Heur, I see that you are driving the MOT with AC voltage, and the secondary side is pretty much like Stan's. When using the 8xa circuit, your power from the variac is run through a full bridge rectifier. Have you tried that? Is the MOT fully stock? By that I mean , did you modify it? Some people remove a some of the current limiting part from it, so there is only the primary and secondary windings. Doing this I think makes it very likely to shock the hell out of you or even kill you.

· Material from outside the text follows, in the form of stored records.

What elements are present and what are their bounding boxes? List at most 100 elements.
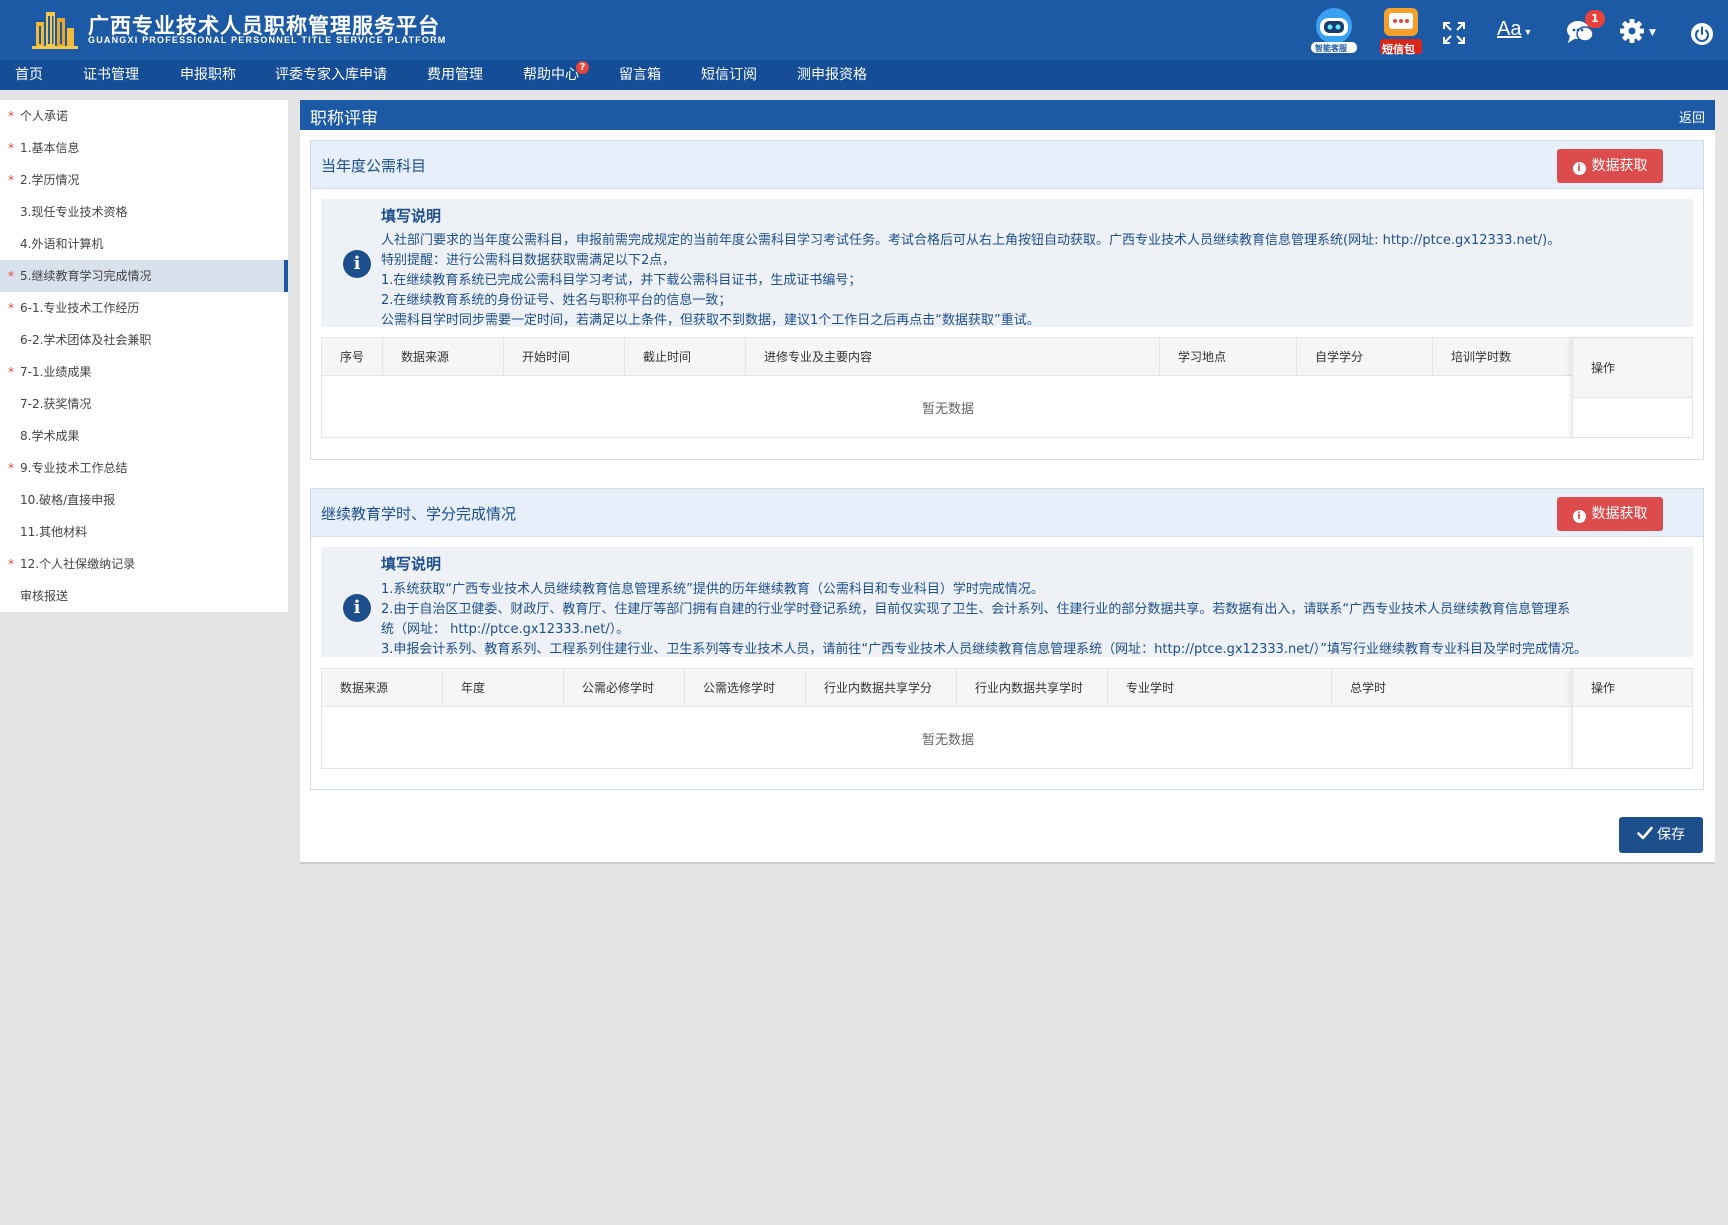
top-header: 广西专业技术人员职称管理服务平台 GUANGXI PROFESSIONAL PE… — [0, 0, 1728, 60]
instruction-title: 填写说明 — [381, 207, 442, 225]
instruction-line: 2.由于自治区卫健委、财政厅、教育厅、住建厅等部门拥有自建的行业学时登记系统，目… — [381, 602, 1571, 617]
sidebar-item[interactable]: * 12.个人社保缴纳记录 — [0, 548, 288, 580]
font-size-button[interactable]: Aa ▼ — [1497, 18, 1541, 44]
column-header: 行业内数据共享学分 — [806, 669, 957, 707]
fetch-data-label: 数据获取 — [1591, 158, 1648, 174]
required-star-icon: * — [8, 109, 14, 123]
nav-fees[interactable]: 费用管理 — [427, 60, 483, 90]
main-nav: 首页 证书管理 申报职称 评委专家入库申请 费用管理 帮助中心 ? 留言箱 短信… — [0, 60, 1728, 90]
sidebar-item-label: 9.专业技术工作总结 — [20, 461, 128, 475]
sidebar-item-label: 10.破格/直接申报 — [20, 493, 116, 507]
operation-column: 操作 — [1572, 669, 1692, 768]
column-header: 年度 — [443, 669, 564, 707]
sidebar-item[interactable]: * 个人承诺 — [0, 100, 288, 132]
required-star-icon: * — [8, 461, 14, 475]
sidebar-item[interactable]: * 1.基本信息 — [0, 132, 288, 164]
sms-label: 短信包 — [1382, 43, 1415, 56]
column-header: 操作 — [1573, 669, 1692, 707]
sidebar-item[interactable]: 3.现任专业技术资格 — [0, 196, 288, 228]
back-link[interactable]: 返回 — [1679, 107, 1705, 126]
sidebar-item-label: 7-2.获奖情况 — [20, 397, 92, 411]
sms-package-button[interactable]: 短信包 — [1378, 6, 1424, 56]
instruction-line: 3.申报会计系列、教育系列、工程系列住建行业、卫生系列等专业技术人员，请前往“广… — [381, 642, 1587, 657]
sidebar-item[interactable]: 8.学术成果 — [0, 420, 288, 452]
instruction-line: 人社部门要求的当年度公需科目，申报前需完成规定的当前年度公需科目学习考试任务。考… — [381, 233, 1561, 248]
sidebar-item[interactable]: * 9.专业技术工作总结 — [0, 452, 288, 484]
sidebar-item[interactable]: 审核报送 — [0, 580, 288, 612]
nav-eligibility-test[interactable]: 测申报资格 — [797, 60, 867, 90]
fetch-data-button[interactable]: i 数据获取 — [1557, 497, 1663, 531]
help-question-icon: ? — [576, 61, 589, 74]
sidebar-item[interactable]: 7-2.获奖情况 — [0, 388, 288, 420]
column-header: 数据来源 — [322, 669, 443, 707]
sidebar-item[interactable]: * 7-1.业绩成果 — [0, 356, 288, 388]
gear-icon — [1620, 19, 1644, 43]
instruction-line: 1.在继续教育系统已完成公需科目学习考试，并下载公需科目证书，生成证书编号； — [381, 273, 862, 288]
nav-certificates[interactable]: 证书管理 — [83, 60, 139, 90]
fullscreen-icon[interactable] — [1441, 20, 1467, 46]
empty-message: 暂无数据 — [921, 733, 974, 748]
instruction-line: 统（网址： http://ptce.gx12333.net/）。 — [381, 622, 630, 637]
column-header: 学习地点 — [1160, 338, 1297, 376]
section-header: 当年度公需科目 i 数据获取 — [311, 141, 1703, 189]
instruction-title: 填写说明 — [381, 555, 442, 573]
message-count-badge: 1 — [1585, 10, 1605, 28]
check-icon — [1637, 826, 1653, 840]
section-title: 继续教育学时、学分完成情况 — [321, 505, 517, 523]
sidebar-item[interactable]: 4.外语和计算机 — [0, 228, 288, 260]
column-header: 进修专业及主要内容 — [746, 338, 1160, 376]
sidebar-item-label: 6-2.学术团体及社会兼职 — [20, 333, 152, 347]
platform-subtitle: GUANGXI PROFESSIONAL PERSONNEL TITLE SER… — [88, 35, 447, 45]
required-star-icon: * — [8, 301, 14, 315]
operation-column: 操作 — [1572, 338, 1692, 437]
column-header: 总学时 — [1350, 681, 1387, 695]
settings-button[interactable]: ▼ — [1619, 18, 1661, 46]
empty-message: 暂无数据 — [921, 402, 974, 417]
column-header: 公需选修学时 — [685, 669, 806, 707]
section-header: 继续教育学时、学分完成情况 i 数据获取 — [311, 489, 1703, 537]
sidebar-item-label: 6-1.专业技术工作经历 — [20, 301, 140, 315]
required-star-icon: * — [8, 141, 14, 155]
fetch-data-button[interactable]: i 数据获取 — [1557, 149, 1663, 183]
instruction-box: i 填写说明 人社部门要求的当年度公需科目，申报前需完成规定的当前年度公需科目学… — [321, 199, 1693, 328]
education-hours-table: 数据来源 年度 公需必修学时 公需选修学时 行业内数据共享学分 行业内数据共享学… — [321, 668, 1693, 769]
column-header: 数据来源 — [383, 338, 504, 376]
save-button[interactable]: 保存 — [1619, 817, 1703, 853]
smart-service-button[interactable]: 智能客服 — [1308, 6, 1360, 54]
nav-home[interactable]: 首页 — [15, 60, 43, 90]
building-logo-icon — [32, 12, 78, 49]
sidebar-item-label: 11.其他材料 — [20, 525, 88, 539]
power-icon[interactable] — [1690, 22, 1714, 46]
column-header: 开始时间 — [504, 338, 625, 376]
table-header: 数据来源 年度 公需必修学时 公需选修学时 行业内数据共享学分 行业内数据共享学… — [322, 669, 1574, 707]
column-header: 序号 — [322, 338, 383, 376]
required-star-icon: * — [8, 557, 14, 571]
panel-header: 职称评审 返回 — [300, 100, 1715, 130]
column-header: 专业学时 — [1108, 669, 1332, 707]
sidebar-item[interactable]: 11.其他材料 — [0, 516, 288, 548]
nav-sms-subscribe[interactable]: 短信订阅 — [701, 60, 757, 90]
nav-expert-application[interactable]: 评委专家入库申请 — [275, 60, 387, 90]
column-header: 自学学分 — [1297, 338, 1433, 376]
sidebar-item-label: 审核报送 — [20, 589, 69, 603]
sidebar-item[interactable]: * 2.学历情况 — [0, 164, 288, 196]
instruction-line: 2.在继续教育系统的身份证号、姓名与职称平台的信息一致； — [381, 293, 732, 308]
nav-message-box[interactable]: 留言箱 — [619, 60, 661, 90]
main-panel: 职称评审 返回 当年度公需科目 i 数据获取 i 填写说明 人社部门要求的当年度公… — [300, 100, 1715, 864]
sidebar-item[interactable]: 10.破格/直接申报 — [0, 484, 288, 516]
nav-help-center[interactable]: 帮助中心 — [523, 60, 579, 90]
required-star-icon: * — [8, 269, 14, 283]
sidebar-item-label: 8.学术成果 — [20, 429, 80, 443]
nav-apply-title[interactable]: 申报职称 — [180, 60, 236, 90]
instruction-box: i 填写说明 1.系统获取“广西专业技术人员继续教育信息管理系统”提供的历年继续… — [321, 547, 1693, 657]
caret-down-icon: ▼ — [1523, 27, 1533, 37]
sidebar-item[interactable]: * 5.继续教育学习完成情况 — [0, 260, 288, 292]
continuing-education-section: 继续教育学时、学分完成情况 i 数据获取 i 填写说明 1.系统获取“广西专业技术… — [310, 488, 1704, 790]
sidebar-item[interactable]: * 6-1.专业技术工作经历 — [0, 292, 288, 324]
sidebar: * 个人承诺 * 1.基本信息 * 2.学历情况 3.现任专业技术资格 4.外语和计算机 * 5.… — [0, 100, 288, 612]
sidebar-item[interactable]: 6-2.学术团体及社会兼职 — [0, 324, 288, 356]
table-header: 序号 数据来源 开始时间 截止时间 进修专业及主要内容 学习地点 自学学分 培训… — [322, 338, 1574, 376]
sidebar-item-label: 3.现任专业技术资格 — [20, 205, 128, 219]
required-star-icon: * — [8, 365, 14, 379]
public-course-table: 序号 数据来源 开始时间 截止时间 进修专业及主要内容 学习地点 自学学分 培训… — [321, 337, 1693, 438]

I would say that the high current you are seeing when you raise the voltage may be do to the out of resonance condition you are working at. Because you are not able to change the frequency from the variac from the 50hz or 60hz your using driving the circuit at, you aren't able to tune into the LC circuit you have. Each choke (inductance) and cell (capacitance) will resonate at a given frequency. So you are asking the primary side of the MOT to operate at a frequency it isn't happy at. If you were to size the cell and chokes to resonate at the 50hz or 60hz, then I would expect you would see the input power to the MOT drop. That's just my thoughts, I may be wrong. But this set up with the chokes and cell are meant to be used in resonance. You don't have the means to tune into resonance with a fixed frequency input.
Don
Thanks for the feed back.
Yes i have tried using a full wave bridge rectifier on the primary side of the MOT..
and I dont recomend it.
:thumbdown:. The MOT does not like dc pulses it does
:nono: not function properly all sorts of bad stuff starts to happen.

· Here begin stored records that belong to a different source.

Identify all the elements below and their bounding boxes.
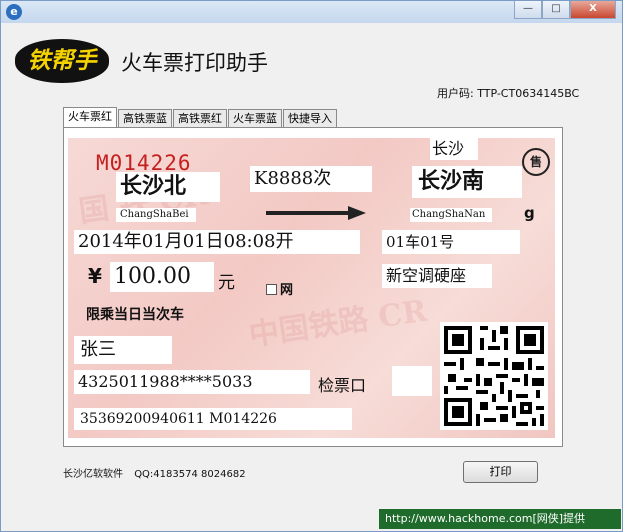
barcode-number-field[interactable]: 35369200940611 M014226 — [74, 408, 352, 430]
window-controls: — □ X — [514, 1, 616, 19]
seat-number-field[interactable]: 01车01号 — [382, 230, 520, 254]
company-name: 长沙亿软软件 — [63, 469, 123, 480]
gate-label: 检票口 — [318, 376, 367, 395]
online-ticket-checkbox[interactable] — [266, 284, 277, 295]
maximize-button[interactable]: □ — [542, 1, 570, 19]
origin-station-field[interactable]: 长沙北 — [116, 172, 220, 202]
destination-station-field[interactable]: 长沙南 — [412, 166, 522, 198]
close-button[interactable]: X — [570, 1, 616, 19]
train-number-field[interactable]: K8888次 — [250, 166, 372, 192]
company-qq: QQ:4183574 8024682 — [134, 469, 246, 480]
source-watermark-bar: http://www.hackhome.com[网侠]提供 — [379, 509, 621, 529]
restriction-text: 限乘当日当次车 — [86, 307, 184, 323]
origin-pinyin-field[interactable]: ChangShaBei — [116, 208, 196, 222]
gate-field[interactable] — [392, 366, 432, 396]
print-button[interactable]: 打印 — [463, 461, 538, 483]
ticket-preview: 国 铁 CR 中国铁路 CR M014226 长沙北 ChangShaBei K… — [68, 138, 555, 438]
tab-highspeed-blue[interactable]: 高铁票蓝 — [118, 109, 172, 127]
departure-datetime-field[interactable]: 2014年01月01日08:08开 — [74, 230, 360, 254]
title-bar[interactable]: e — □ X — [1, 1, 622, 23]
currency-symbol: ¥ — [88, 264, 102, 288]
user-code: 用户码: TTP-CT0634145BC — [437, 87, 580, 100]
tab-train-blue[interactable]: 火车票蓝 — [228, 109, 282, 127]
seat-type-field[interactable]: 新空调硬座 — [382, 264, 492, 288]
price-unit: 元 — [218, 273, 235, 293]
qr-code-icon — [440, 322, 548, 430]
tab-train-red[interactable]: 火车票红 — [63, 107, 117, 127]
price-field[interactable]: 100.00 — [110, 262, 214, 292]
tab-highspeed-red[interactable]: 高铁票红 — [173, 109, 227, 127]
app-title: 火车票打印助手 — [121, 51, 268, 75]
destination-city-field[interactable]: 长沙 — [430, 138, 478, 160]
passenger-name-field[interactable]: 张三 — [74, 336, 172, 364]
app-window: e — □ X 铁帮手 火车票打印助手 用户码: TTP-CT0634145BC… — [0, 0, 623, 532]
watermark: 中国铁路 CR — [246, 293, 430, 354]
direction-arrow-icon — [266, 206, 366, 220]
app-logo: 铁帮手 — [15, 39, 109, 83]
tab-quick-import[interactable]: 快捷导入 — [283, 109, 337, 127]
tab-panel: 国 铁 CR 中国铁路 CR M014226 长沙北 ChangShaBei K… — [63, 127, 563, 447]
destination-pinyin-tail: g — [524, 204, 535, 222]
minimize-button[interactable]: — — [514, 1, 542, 19]
company-info: 长沙亿软软件 QQ:4183574 8024682 — [63, 465, 246, 480]
id-number-field[interactable]: 4325011988****5033 — [74, 370, 310, 394]
destination-pinyin-field[interactable]: ChangShaNan — [410, 208, 492, 222]
ticket-type-tabs: 火车票红 高铁票蓝 高铁票红 火车票蓝 快捷导入 — [63, 107, 338, 127]
app-icon: e — [6, 4, 22, 20]
online-ticket-label: 网 — [280, 283, 294, 298]
ticket-seal-icon: 售 — [522, 148, 550, 176]
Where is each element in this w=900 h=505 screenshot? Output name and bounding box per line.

Burned up one variac, burned up a PWM and I forget how many bridge rectifiers i burned befrore i gave up trying to use DC pulses on the MOT lol. In short MOT's will not function with DC Pulses on the primary.
The MOT that im using I havent modified in any way. just used it strait off the microwave oven.

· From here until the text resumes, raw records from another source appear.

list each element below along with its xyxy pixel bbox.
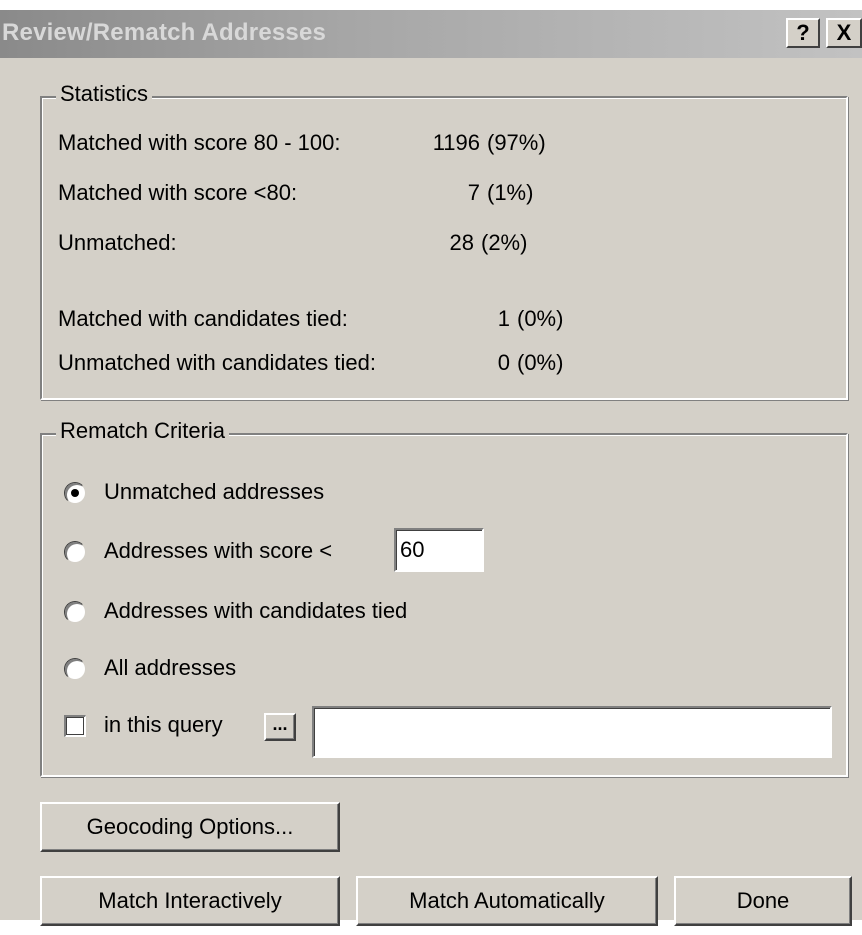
stat-label: Unmatched with candidates tied:: [58, 350, 376, 375]
close-button[interactable]: X: [826, 18, 862, 48]
stat-count: 0: [497, 350, 510, 375]
query-browse-button[interactable]: ...: [264, 713, 296, 741]
match-interactively-button[interactable]: Match Interactively: [40, 876, 340, 926]
query-input[interactable]: [312, 706, 832, 758]
option-label: All addresses: [104, 655, 237, 680]
stat-label: Matched with score <80:: [58, 180, 298, 205]
window-title: Review/Rematch Addresses: [2, 19, 327, 46]
stat-percent: (1%): [487, 180, 534, 205]
stat-percent: (2%): [481, 230, 528, 255]
stat-label: Unmatched:: [58, 230, 177, 255]
ellipsis-icon: ...: [272, 714, 288, 734]
score-threshold-input[interactable]: [394, 528, 484, 572]
rematch-criteria-legend: Rematch Criteria: [56, 418, 230, 444]
review-rematch-dialog: Review/Rematch Addresses ? X Statistics …: [0, 10, 862, 926]
in-this-query-checkbox[interactable]: [64, 715, 86, 737]
option-label: Addresses with candidates tied: [104, 598, 408, 623]
geocoding-options-button[interactable]: Geocoding Options...: [40, 802, 340, 852]
match-automatically-button[interactable]: Match Automatically: [356, 876, 658, 926]
stat-percent: (0%): [517, 306, 564, 331]
stat-count: 7: [467, 180, 480, 205]
stat-count: 1: [497, 306, 510, 331]
radio-candidates-tied[interactable]: [64, 601, 86, 623]
option-label: Addresses with score <: [104, 538, 333, 563]
stat-label: Matched with score 80 - 100:: [58, 130, 341, 155]
title-bar[interactable]: Review/Rematch Addresses ? X: [0, 10, 862, 58]
query-label: in this query: [104, 712, 223, 737]
radio-all-addresses[interactable]: [64, 658, 86, 680]
radio-score-below[interactable]: [64, 541, 86, 563]
close-icon: X: [836, 20, 852, 45]
stat-percent: (0%): [517, 350, 564, 375]
help-button[interactable]: ?: [786, 18, 820, 48]
stat-percent: (97%): [487, 130, 546, 155]
stat-label: Matched with candidates tied:: [58, 306, 348, 331]
statistics-legend: Statistics: [56, 81, 153, 107]
radio-unmatched[interactable]: [64, 482, 86, 504]
option-label: Unmatched addresses: [104, 479, 325, 504]
help-icon: ?: [796, 20, 810, 45]
done-button[interactable]: Done: [674, 876, 852, 926]
stat-count: 28: [449, 230, 474, 255]
stat-count: 1196: [432, 130, 480, 155]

just havent used the capacitor that it came with.
probably the only other option i have is to just add the trigering circuit like you had mentioned thats included in the 8xa.
Controling the secondary frequency i can test and see if my primary drops or goes up in amps.
Still trying to analyze why more power on the primary...
something i forgot to mention dont know if its that important but
when i was taking the primary reading on one leg the amps would be lets say at 8amps and the other leg would show 3 amps.
now that was little wierd becouse i can understand that when there are multiple lines or phases.
but in this scenario ther is only one line. and the "neutral" wire should have the same balance load as the "hot" or line wire.
in reality the "neutral" wire is realy only "neutral" when two diff phase lines cancel themselves while consuming same load then the common wire becomes the "neutral".
this is not the case in this application
:huh: why then the difference in load?
same amperage should be flowing in both the hot and "neutral" wire.